Heritage Foundation analyst Jason Richwine, the co-author of a study claiming the immigration reform bill pending in the Senate would cost taxpayers $6.3 trillion, has decided to spend more time with his family. Or something. His departure from Heritage was hasty, to say the least.

Among other things, Richwine’s “study,” which was widely panned (even Paul Ryan has criticized its methodology) came to conclusions that were diametrically opposed to a previous study issued by Heritage just a couple of years ago. But that earlier effort was issued before Jim DeMint became Heritage’s new chief.

The study’s conclusions were based in large part upon Richwine’s assertion that today’s immigrants have low IQ’s that they will pass on to their children–a racist assumption for which there is no credible evidence. In the wake of the report, Richwine’s dissertation–in which he espoused similar theories–became public, as did the fact that he had written articles in 2010 for a website founded by Richard Spencer, a self-described “nationalist” who writes frequently about race and against “the abstract notion of human equality.”

Heritage could hardly have been unaware of Richwine’s history; evidently, they saw his beliefs as a feature, not a bug.

The think tank has always had an ideological agenda, but the organization has previously made a show, at least, of actual scholarship.
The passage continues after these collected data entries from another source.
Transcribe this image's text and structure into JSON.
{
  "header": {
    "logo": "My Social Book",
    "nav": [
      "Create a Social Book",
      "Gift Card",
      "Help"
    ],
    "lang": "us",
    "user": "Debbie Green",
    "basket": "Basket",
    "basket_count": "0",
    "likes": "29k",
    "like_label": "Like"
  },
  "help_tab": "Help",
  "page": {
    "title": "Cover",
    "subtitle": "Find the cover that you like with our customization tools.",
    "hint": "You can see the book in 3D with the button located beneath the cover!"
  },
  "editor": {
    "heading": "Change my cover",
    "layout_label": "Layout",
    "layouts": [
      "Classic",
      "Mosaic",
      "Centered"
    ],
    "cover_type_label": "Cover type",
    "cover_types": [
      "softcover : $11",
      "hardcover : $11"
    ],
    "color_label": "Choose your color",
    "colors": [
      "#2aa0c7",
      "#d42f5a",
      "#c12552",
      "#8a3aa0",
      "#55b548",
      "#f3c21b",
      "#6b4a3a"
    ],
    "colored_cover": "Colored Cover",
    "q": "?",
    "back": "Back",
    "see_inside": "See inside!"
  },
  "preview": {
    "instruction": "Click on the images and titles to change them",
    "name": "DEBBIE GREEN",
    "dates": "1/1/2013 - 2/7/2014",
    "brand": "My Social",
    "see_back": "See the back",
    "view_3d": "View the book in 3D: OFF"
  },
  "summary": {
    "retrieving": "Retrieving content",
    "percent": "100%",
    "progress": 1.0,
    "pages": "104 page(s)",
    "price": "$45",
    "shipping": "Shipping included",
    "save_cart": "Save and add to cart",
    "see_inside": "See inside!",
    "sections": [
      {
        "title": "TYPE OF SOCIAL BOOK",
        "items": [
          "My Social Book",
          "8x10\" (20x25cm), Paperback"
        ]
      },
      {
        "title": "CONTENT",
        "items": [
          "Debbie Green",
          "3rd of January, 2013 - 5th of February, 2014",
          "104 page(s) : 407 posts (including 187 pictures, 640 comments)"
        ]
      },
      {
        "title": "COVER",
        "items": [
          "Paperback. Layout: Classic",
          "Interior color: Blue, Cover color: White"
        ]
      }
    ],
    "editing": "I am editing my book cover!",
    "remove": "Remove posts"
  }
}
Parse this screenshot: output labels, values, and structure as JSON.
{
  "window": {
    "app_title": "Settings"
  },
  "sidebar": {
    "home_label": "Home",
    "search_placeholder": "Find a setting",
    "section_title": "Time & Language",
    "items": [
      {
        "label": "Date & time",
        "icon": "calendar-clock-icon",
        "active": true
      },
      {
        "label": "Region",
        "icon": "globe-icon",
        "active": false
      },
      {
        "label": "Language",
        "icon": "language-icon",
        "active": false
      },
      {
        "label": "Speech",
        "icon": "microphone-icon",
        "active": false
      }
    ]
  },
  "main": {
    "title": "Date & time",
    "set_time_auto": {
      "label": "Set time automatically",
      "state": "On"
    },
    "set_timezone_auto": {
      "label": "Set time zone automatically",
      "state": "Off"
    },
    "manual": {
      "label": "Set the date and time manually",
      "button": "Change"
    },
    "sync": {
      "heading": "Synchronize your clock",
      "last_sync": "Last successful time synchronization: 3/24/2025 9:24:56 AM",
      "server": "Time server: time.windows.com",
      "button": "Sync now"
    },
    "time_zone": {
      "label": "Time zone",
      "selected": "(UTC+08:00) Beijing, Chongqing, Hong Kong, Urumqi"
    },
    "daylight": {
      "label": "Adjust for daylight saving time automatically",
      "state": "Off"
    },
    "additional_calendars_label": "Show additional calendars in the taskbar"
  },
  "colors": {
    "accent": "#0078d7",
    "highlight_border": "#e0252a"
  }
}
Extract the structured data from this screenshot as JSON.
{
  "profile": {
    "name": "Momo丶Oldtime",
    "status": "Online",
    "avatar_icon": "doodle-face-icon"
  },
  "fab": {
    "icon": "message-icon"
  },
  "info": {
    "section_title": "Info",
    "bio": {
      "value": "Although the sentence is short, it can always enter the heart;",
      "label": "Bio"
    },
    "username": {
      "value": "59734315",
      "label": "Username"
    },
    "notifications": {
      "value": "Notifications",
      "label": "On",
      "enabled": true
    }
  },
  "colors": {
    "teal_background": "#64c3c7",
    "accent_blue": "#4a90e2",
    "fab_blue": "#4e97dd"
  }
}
This episode has badly damaged whatever credibility Heritage retained. Richwine’s abrupt departure only underscores the damage.

Ironically, had they issued a less “over the top” report, opponents of immigration reform would undoubtedly have accepted it unquestioningly and used it as ammunition to derail reform. This product was so flawed, however, that it has been left to Rush Limbaugh to defend it. As a Maddow Blog post put it “The irony is, Heritage produced this report for exactly one reason: to provide some semblance of political cover to Republicans who needed a credible excuse to reject a bipartisan reform plan. The goal was to help the GOP and the far-right cause. The extent to which this backfired is extraordinary.”

It’s hard not to wonder how long Jim DeMint–an anti-science zealot who wouldn’t know real scholarship if he fell over it–will last.